My name is Ignacio M. Garcia and I’m the Lemuel Hardison Redd Jr. Professor of Western & Latino History at Brigham Young University in Provo, Utah. My degree is in American/Chicana/o history from the University of Arizona. My seven books have dealt with Chicano/Latino politics, civil rights, community studies and sports. I also wrote a memoir, Chicano While Mormon, in which I talk about growing up Latter-day Saint in Texas, going into the Army, serving a tour in Vietnam, then going to the university and becoming involved in the Chicano Movement for civil rights. It is my effort to explain how an orthodox young man, raised in a Mexican branch, became an activist and a scholar while retaining his faith and serving faithfully in his church. Recently, I expanded my scholarship to Mormon studies and am currently working on a book on Eduardo Balderas, the Church’s first translator whose work helped Latino members of the Church to understand and adapt the Latter-day Saint gospel to their needs.

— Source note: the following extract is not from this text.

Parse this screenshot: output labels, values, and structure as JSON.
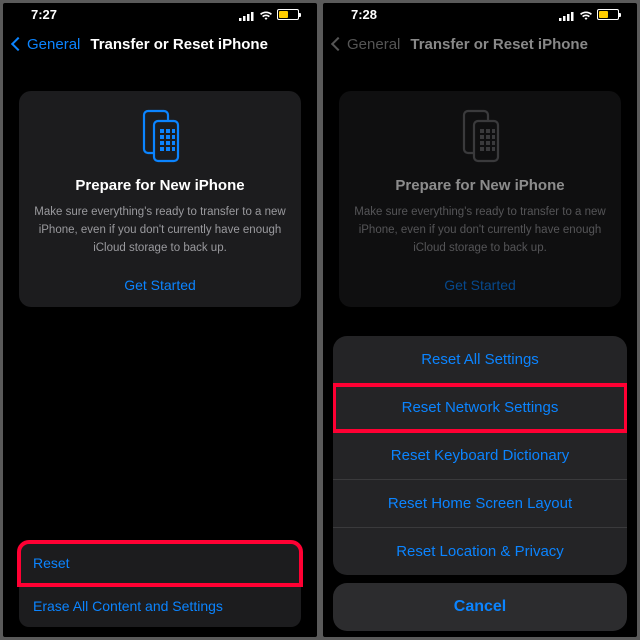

It is also a work about religious transnationalism and about Latino Mormon history in the church. In 2019-2020 I will serve as the president of the Mormon History Association. My main goals will be to expand Mormon history’s parameters by emphasizing its international nature and to recruit more Scholars of color/indigenous to the organization and the field. I also hope to spark up a conversation on how Mormon history should be written to be both more inclusive and more expansive. I am married to Alejandra A. Garcia, an incredible woman of faith, a former union organizer and a loving wife, mother, grandmother and someone ready to succor anyone in need. I have four children and ten grandchildren, one grandcat, one grandturtle and three granddogs. I also enjoy writing fiction—though I don’t get to do it enough—and have one novel based on my experiences in Vietnam and two more on the way. Two of my scholarly works have been optioned off for feature films. I like to read, play tennis, take long walks and engage in good conversations.